Our vision and strategy for growing the Michigan economy is laid out in our 2006 New Agenda for A New Michigan report. As I talk to audiences across the state I am constantly reminded that if you don’t understand the need for a new Michigan, the new agenda is irrelevant.
Its clear to me that many – probably most – Michiganders have not accepted that a new Michigan is required. That what made us prosperous in the past, won’t in the future.
Michigan enjoyed high per capita income for most of the last century. As recent as 2000 we were sixteenth in per capita income. Now we are consistently below the national average in both upturns and downturns. In 2007 we were thirty third – 11 percent below the national average. This is the lowest Michigan has been since the federal government started collecting data in 1929.

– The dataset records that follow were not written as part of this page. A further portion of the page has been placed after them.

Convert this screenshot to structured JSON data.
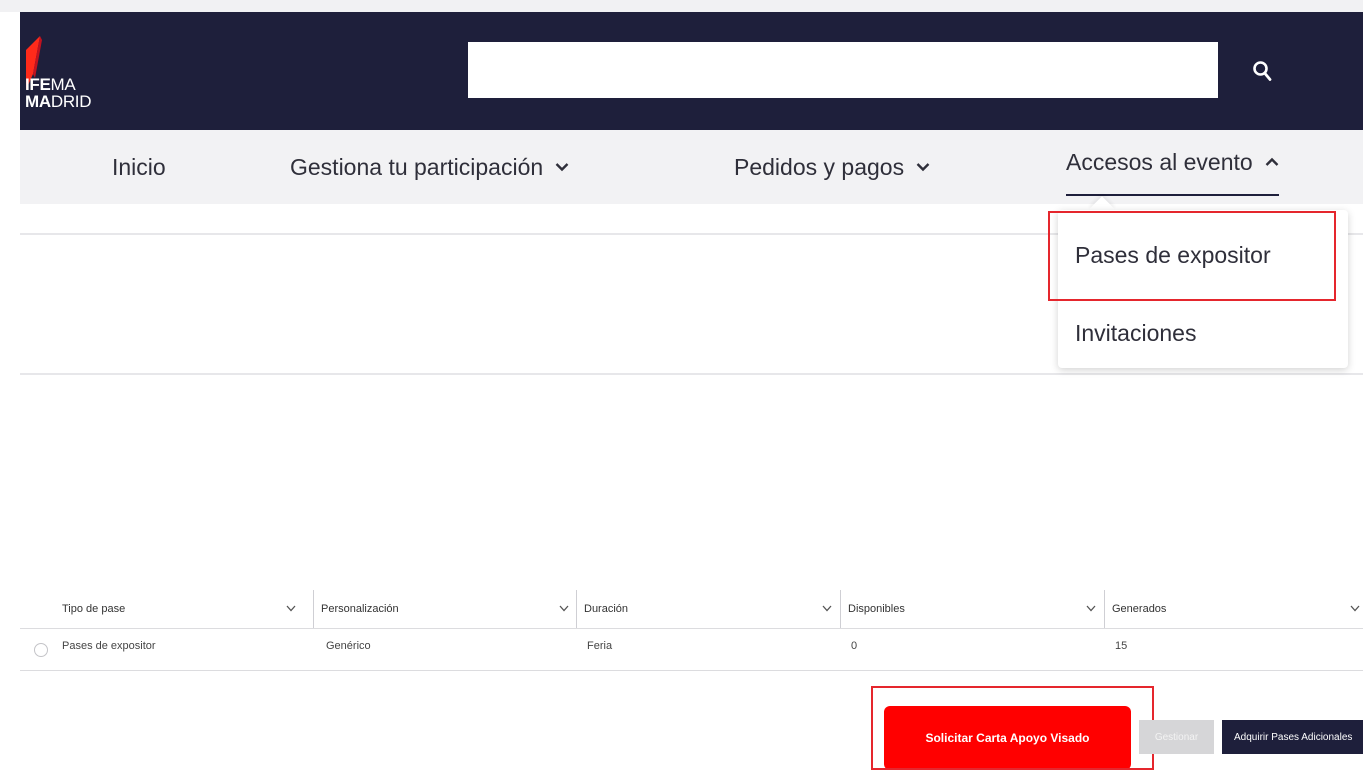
{
  "header": {
    "logo_line1": {
      "bold": "IFE",
      "regular": "MA"
    },
    "logo_line2": {
      "bold": "MA",
      "regular": "DRID"
    },
    "search_value": "",
    "search_icon": "search-icon"
  },
  "nav": {
    "items": [
      {
        "label": "Inicio",
        "has_chevron": false
      },
      {
        "label": "Gestiona tu participación",
        "has_chevron": true,
        "chevron": "chevron-down-icon"
      },
      {
        "label": "Pedidos y pagos",
        "has_chevron": true,
        "chevron": "chevron-down-icon"
      },
      {
        "label": "Accesos al evento",
        "has_chevron": true,
        "chevron": "chevron-up-icon",
        "active": true
      }
    ]
  },
  "dropdown": {
    "items": [
      {
        "label": "Pases de expositor",
        "highlighted": true
      },
      {
        "label": "Invitaciones"
      }
    ]
  },
  "table": {
    "columns": [
      "Tipo de pase",
      "Personalización",
      "Duración",
      "Disponibles",
      "Generados"
    ],
    "rows": [
      [
        "Pases de expositor",
        "Genérico",
        "Feria",
        "0",
        "15"
      ]
    ]
  },
  "actions": {
    "primary_label": "Solicitar Carta Apoyo Visado",
    "disabled_label": "Gestionar",
    "dark_label": "Adquirir Pases Adicionales"
  },
  "colors": {
    "header_bg": "#1e1f3b",
    "nav_bg": "#f2f2f4",
    "brand_red": "#ff0000",
    "highlight_red": "#e5262d"
  }
}
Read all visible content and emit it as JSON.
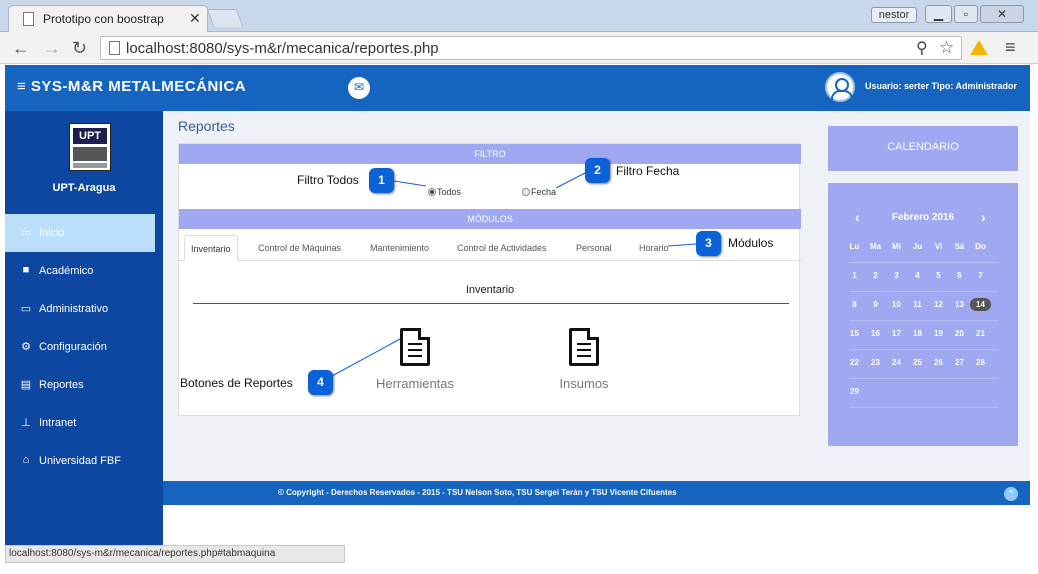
{
  "browser": {
    "tab_title": "Prototipo con boostrap",
    "tab_close": "✕",
    "profile": "nestor",
    "url": "localhost:8080/sys-m&r/mecanica/reportes.php",
    "status_url": "localhost:8080/sys-m&r/mecanica/reportes.php#tabmaquina"
  },
  "header": {
    "brand": "SYS-M&R  METALMECÁNICA",
    "user_info": "Usuario: serter   Tipo: Administrador"
  },
  "sidebar": {
    "org_logo_text": "UPT",
    "org_name": "UPT-Aragua",
    "items": [
      {
        "label": "Inicio",
        "icon": "folder-open-icon",
        "active": true
      },
      {
        "label": "Académico",
        "icon": "book-icon"
      },
      {
        "label": "Administrativo",
        "icon": "monitor-icon"
      },
      {
        "label": "Configuración",
        "icon": "gears-icon"
      },
      {
        "label": "Reportes",
        "icon": "file-text-icon"
      },
      {
        "label": "Intranet",
        "icon": "sitemap-icon"
      },
      {
        "label": "Universidad FBF",
        "icon": "institution-icon"
      }
    ]
  },
  "main": {
    "breadcrumb": "Reportes",
    "filter": {
      "heading": "FILTRO",
      "options": [
        {
          "label": "Todos",
          "checked": true
        },
        {
          "label": "Fecha",
          "checked": false
        }
      ]
    },
    "modules": {
      "heading": "MÓDULOS",
      "tabs": [
        "Inventario",
        "Control de Máquinas",
        "Mantenimiento",
        "Control de Actividades",
        "Personal",
        "Horario"
      ],
      "active_tab": "Inventario"
    },
    "panel_title": "Inventario",
    "report_buttons": [
      {
        "label": "Herramientas",
        "icon": "file-text-icon"
      },
      {
        "label": "Insumos",
        "icon": "file-text-icon"
      }
    ]
  },
  "calendar": {
    "heading": "CALENDARIO",
    "month": "Febrero 2016",
    "weekdays": [
      "Lu",
      "Ma",
      "Mi",
      "Ju",
      "Vi",
      "Sá",
      "Do"
    ],
    "weeks": [
      [
        "1",
        "2",
        "3",
        "4",
        "5",
        "6",
        "7"
      ],
      [
        "8",
        "9",
        "10",
        "11",
        "12",
        "13",
        "14"
      ],
      [
        "15",
        "16",
        "17",
        "18",
        "19",
        "20",
        "21"
      ],
      [
        "22",
        "23",
        "24",
        "25",
        "26",
        "27",
        "28"
      ],
      [
        "29",
        "",
        "",
        "",
        "",
        "",
        ""
      ]
    ],
    "today": "14"
  },
  "footer": {
    "text": "© Copyright - Derechos Reservados - 2015 - TSU Nelson Soto, TSU Sergei Terán y TSU Vicente Cifuentes"
  },
  "annotations": [
    {
      "number": "1",
      "label": "Filtro Todos"
    },
    {
      "number": "2",
      "label": "Filtro Fecha"
    },
    {
      "number": "3",
      "label": "Módulos"
    },
    {
      "number": "4",
      "label": "Botones de Reportes"
    }
  ]
}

Why? What made us prosperous for nearly a century – an extraordinarily long run – was good paying, lower skills jobs primarily in manufacturing. The hard truth is those jobs are gone forever.
The new reality is that manufacturing (work done in factories) is no longer a sustainable source of high paid jobs. Nor is it a source of future job growth. Manufacturing makes up about 10 percent of the American workforce today and is declining. Its average wage nationally is about $35,000. Michigan factory work in the future will pay around the national average. So whether it’s traditional Michigan industries like autos and furniture or new industries like alternative energy, factory jobs will not be a source of new high paid jobs for Michiganders.
Until we understand and embrace that new reality we are not going to work on what really matters to rebuilding a high prosperity Michigan. As long as most Michiganders want political and civic leaders to get their old job back for them – something they can’t do – we are going to continue to decline!